Leur avenir à l’égard de Dieu était nul.
Cette
« règle » de recevoir, croire en celui que Dieu a envoyé continue à
être valable même après Jean Baptiste et Jésus Christ, car le
Seigneur donne une promesse, une consigne : « En vérité, en vérité,
je vous le dis, celui qui reçoit celui que j'aurai envoyé me reçoit,
et celui qui me reçoit, reçoit celui qui m 'a envoyé. » Jean 13:20, Ésaïe 50 :10, Mt 10 :40.
Si le Seigneur promet ceci, alors il est inconcevable que dans notre
temps nous entendions dans certains milieux les gens dire « nous
n’avons pas besoin d’un homme envoyé par Dieu, car nous avons Jésus
Christ » !!! Pourtant, ce Jésus Christ en question dit à ses envoyés
« Celui qui vous écoute m 'écoute,
et celui qui vous rejette me rejette; et celui qui me rejette
rejette celui qui m 'a envoyé. » Luc 10 :16.
« Ce
qui est l’œuvre de Dieu, c’est que vous croyez en celui qu’il a
envoyé », Jean 6 :29. Que pouvaient faire les israélites pour
leur sortie de l’Égypte pour aller à la terre promise ? Ils
étaient très petits et trop faibles devant Pharaon pour faire quoi
que ce soit pour leur sortie.

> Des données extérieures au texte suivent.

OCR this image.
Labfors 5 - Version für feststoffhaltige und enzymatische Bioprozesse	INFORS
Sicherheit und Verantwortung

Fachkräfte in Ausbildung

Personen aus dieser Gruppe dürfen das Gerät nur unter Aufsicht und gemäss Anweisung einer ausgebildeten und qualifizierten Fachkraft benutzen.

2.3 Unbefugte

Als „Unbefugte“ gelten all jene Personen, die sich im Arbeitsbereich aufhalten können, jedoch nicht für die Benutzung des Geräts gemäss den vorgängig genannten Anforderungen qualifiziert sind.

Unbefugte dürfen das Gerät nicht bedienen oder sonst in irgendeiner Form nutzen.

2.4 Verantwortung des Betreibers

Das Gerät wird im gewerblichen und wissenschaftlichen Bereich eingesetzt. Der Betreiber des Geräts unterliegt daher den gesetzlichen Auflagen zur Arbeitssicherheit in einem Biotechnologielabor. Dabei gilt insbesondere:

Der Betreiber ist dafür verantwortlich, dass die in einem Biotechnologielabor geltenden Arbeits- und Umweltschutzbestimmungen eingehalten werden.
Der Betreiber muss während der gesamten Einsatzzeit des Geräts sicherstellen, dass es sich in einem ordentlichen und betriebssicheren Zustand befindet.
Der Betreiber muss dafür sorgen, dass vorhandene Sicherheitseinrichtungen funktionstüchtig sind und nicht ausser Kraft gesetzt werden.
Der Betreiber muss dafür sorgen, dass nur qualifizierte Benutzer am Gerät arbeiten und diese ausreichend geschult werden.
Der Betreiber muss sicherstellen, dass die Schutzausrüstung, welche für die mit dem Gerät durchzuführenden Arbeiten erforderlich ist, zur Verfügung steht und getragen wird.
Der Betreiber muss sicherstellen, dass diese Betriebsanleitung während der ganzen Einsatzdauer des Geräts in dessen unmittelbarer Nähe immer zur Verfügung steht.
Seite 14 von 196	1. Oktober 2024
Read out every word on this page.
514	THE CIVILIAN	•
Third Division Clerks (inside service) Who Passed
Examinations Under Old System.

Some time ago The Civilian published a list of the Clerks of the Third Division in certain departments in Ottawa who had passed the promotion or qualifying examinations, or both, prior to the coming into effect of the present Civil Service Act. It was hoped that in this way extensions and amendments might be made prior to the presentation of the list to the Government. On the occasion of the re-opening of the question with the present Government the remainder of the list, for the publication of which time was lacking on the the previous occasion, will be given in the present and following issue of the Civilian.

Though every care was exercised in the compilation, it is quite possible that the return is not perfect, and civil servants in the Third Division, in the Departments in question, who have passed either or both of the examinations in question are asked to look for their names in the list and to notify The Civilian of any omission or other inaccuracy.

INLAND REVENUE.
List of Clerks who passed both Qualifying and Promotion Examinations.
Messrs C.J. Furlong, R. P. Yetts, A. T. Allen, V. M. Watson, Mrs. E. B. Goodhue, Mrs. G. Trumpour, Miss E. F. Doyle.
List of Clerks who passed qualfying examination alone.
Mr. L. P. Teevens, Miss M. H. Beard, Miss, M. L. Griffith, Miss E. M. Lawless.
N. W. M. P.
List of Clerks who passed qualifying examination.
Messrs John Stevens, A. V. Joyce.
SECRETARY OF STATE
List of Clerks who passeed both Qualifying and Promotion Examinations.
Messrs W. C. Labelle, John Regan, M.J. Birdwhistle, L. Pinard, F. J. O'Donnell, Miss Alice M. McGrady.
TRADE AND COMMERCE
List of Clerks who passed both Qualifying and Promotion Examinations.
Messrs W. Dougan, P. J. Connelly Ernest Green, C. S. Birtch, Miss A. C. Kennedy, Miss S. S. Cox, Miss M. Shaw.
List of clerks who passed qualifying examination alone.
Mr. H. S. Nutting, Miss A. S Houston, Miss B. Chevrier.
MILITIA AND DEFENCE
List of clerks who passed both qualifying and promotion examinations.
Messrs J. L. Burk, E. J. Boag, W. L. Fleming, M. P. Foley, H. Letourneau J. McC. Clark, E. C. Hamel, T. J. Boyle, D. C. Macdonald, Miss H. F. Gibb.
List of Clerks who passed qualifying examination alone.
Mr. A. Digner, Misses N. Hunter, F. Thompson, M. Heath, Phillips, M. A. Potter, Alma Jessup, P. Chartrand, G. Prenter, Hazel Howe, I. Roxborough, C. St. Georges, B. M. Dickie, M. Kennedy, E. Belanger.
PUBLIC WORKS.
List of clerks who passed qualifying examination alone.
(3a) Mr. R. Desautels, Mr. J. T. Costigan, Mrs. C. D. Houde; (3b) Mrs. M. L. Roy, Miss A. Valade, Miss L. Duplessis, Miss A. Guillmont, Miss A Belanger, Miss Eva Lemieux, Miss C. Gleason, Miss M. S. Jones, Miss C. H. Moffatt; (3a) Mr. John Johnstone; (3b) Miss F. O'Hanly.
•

Devant la mer rouge, ils n’avaient
aucun moyen. Dans le désert, ils ne pouvaient pas se nourrir etc.
Ils n’avaient qu’à se confier en Dieu et recevoir, croire aux
consignes que Dieu leur donnait par Moise, son envoyé. Tant qu’ils pouvaient
faire cela, ils étaient dans l’œuvre de Dieu. Ils pouvaient se
reposer de leurs propres idées et se réjouir de la présence de Dieu
dans leur camp, Alléluia ! À ce sujet, il est écrit « Dans ton
immense miséricorde, tu ne les abandonnas pas au désert, et la
colonne de nuée ne cessa point de les guider le jour dans leur
chemin, ni la colonne de feu de les éclairer la nuit dans le chemin
qu'ils avaient à suivre. Tu leur donnas ton bon esprit pour les
rendre sages, tu ne refusas point ta manne à leur bouche, et tu leur
fournis de l'eau pour leur soif. Pendant quarante ans, tu pourvus
à leur entretien dans le désert, et ils ne manquèrent de rien, leurs
vêtements ne s'usèrent point, et leurs pieds ne s'enflèrent point.»
Néhémie 9:19-21
Donc, mes
frères et sœurs, les œuvres sont une bonne chose. Elles doivent nous
accompagner, nous devons pratiquer la charité, chanter pour le
Seigneur, le louer, annoncer la bonne nouvelle aux pauvres, aller à
l’église chaque dimanche etc. Mais, le commencement pour être dans
l’œuvre de Dieu, c’est de recevoir, croire, accepter la voie pourvue
par Dieu en votre temps. Si non, cela est semblable à un coureur qui
ne commence pas le marathon par le commencement, le point de départ.
Un tel coureur ne sera pas couronné. « Ce qui est l’œuvre de
Dieu, c’est que vous croyez en celui qu’il a envoyé », Jean
6 :29. C'est le Seigneur qui nous le rappelle.
Prochainement Dieu voulant, nous verrons comment reconnaître un
homme envoyé de Dieu.
Salutations fraternelles au nom de Jésus Christ ! Amen.